Emmaline Zanelli’s playful photographic and filmic practice explores ideas of performance, costume, construction and object through a photographic perspective. Drawing connections between memory and the strange ways we stage and capture it — from memories of past relationships, to the way we remember prehistoric creatures — the narratives behind her work use images as mediators between characters, seeing people become materials, the photograph becomes an object, and the object becomes a sitter.

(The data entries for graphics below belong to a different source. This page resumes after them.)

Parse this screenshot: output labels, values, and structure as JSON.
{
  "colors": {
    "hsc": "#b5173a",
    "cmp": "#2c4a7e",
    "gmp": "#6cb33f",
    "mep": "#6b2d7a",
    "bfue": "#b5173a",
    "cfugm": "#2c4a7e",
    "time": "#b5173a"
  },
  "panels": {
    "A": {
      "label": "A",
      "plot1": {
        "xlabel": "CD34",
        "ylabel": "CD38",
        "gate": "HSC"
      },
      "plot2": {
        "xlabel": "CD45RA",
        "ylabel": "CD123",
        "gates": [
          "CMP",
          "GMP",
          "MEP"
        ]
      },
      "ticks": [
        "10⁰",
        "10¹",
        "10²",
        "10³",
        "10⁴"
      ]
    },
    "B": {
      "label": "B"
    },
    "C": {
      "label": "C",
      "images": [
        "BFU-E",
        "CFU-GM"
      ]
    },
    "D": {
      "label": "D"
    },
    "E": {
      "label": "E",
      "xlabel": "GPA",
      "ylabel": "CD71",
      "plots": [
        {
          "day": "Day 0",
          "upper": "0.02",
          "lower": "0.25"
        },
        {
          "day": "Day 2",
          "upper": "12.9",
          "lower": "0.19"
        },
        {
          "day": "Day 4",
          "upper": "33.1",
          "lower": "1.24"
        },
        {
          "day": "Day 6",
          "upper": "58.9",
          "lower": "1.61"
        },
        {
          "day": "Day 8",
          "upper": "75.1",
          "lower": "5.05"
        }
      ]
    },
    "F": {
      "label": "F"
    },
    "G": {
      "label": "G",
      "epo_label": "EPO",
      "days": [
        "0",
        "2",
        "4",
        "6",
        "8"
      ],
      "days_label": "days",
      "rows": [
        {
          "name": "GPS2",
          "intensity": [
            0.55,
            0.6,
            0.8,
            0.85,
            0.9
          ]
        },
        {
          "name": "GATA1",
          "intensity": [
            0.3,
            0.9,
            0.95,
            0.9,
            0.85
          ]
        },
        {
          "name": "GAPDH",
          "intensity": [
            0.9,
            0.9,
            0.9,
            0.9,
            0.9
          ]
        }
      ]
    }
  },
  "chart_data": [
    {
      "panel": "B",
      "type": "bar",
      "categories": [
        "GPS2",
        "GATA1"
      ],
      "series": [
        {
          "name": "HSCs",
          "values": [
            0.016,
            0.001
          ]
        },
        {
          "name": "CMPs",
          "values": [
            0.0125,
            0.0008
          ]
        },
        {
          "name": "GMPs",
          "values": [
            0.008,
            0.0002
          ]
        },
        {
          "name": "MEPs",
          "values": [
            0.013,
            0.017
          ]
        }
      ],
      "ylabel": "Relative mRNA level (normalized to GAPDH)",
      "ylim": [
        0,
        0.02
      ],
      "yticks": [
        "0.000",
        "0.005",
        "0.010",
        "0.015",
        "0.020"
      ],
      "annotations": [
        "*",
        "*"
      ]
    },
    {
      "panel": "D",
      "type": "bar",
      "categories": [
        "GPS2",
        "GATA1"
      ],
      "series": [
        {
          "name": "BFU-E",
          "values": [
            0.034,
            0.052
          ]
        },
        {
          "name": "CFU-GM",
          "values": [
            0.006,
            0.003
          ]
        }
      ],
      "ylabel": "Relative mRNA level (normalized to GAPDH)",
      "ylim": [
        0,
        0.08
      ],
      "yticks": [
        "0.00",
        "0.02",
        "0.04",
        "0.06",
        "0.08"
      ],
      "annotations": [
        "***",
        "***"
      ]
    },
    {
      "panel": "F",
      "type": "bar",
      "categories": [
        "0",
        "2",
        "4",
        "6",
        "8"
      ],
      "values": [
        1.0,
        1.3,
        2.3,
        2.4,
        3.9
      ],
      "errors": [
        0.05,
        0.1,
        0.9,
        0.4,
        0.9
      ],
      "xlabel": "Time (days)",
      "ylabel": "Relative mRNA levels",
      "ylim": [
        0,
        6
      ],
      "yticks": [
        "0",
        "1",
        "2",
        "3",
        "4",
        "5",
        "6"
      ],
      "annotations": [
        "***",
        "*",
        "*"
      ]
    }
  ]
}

Zanelli holds Masters of Photography, Photography Studies College, Melbourne (2021) and a Bachelor of Visual Arts & Design (Photography Major), Adelaide College of the Arts (2015). Recent exhibitions include: Garden Variety, Photo2021 Festival, Melbourne (2021); Dynamic Drills, Meat Market, Melbourne (2021); 2020 South Australian Artist Survey, ACE Open, Adelaide (2020); Kintsugi Supermarket, The SUBSTATION, Melbourne (2020); Looks Like A Fish, Tastes Like A Lizard, Hugo Michell Gallery, Adelaide (2018); RIFE MACHINE, Bus Projects, Melbourne (2018); RIFE MACHINE, ACE Open Project Space, Adelaide (2017); Curtain Call, Stills Gallery, Sydney (2017); Mother, Tongue, Adelaide Town Hall, Adelaide (2016); and Please Touch, Stills Gallery, Sydney (2016).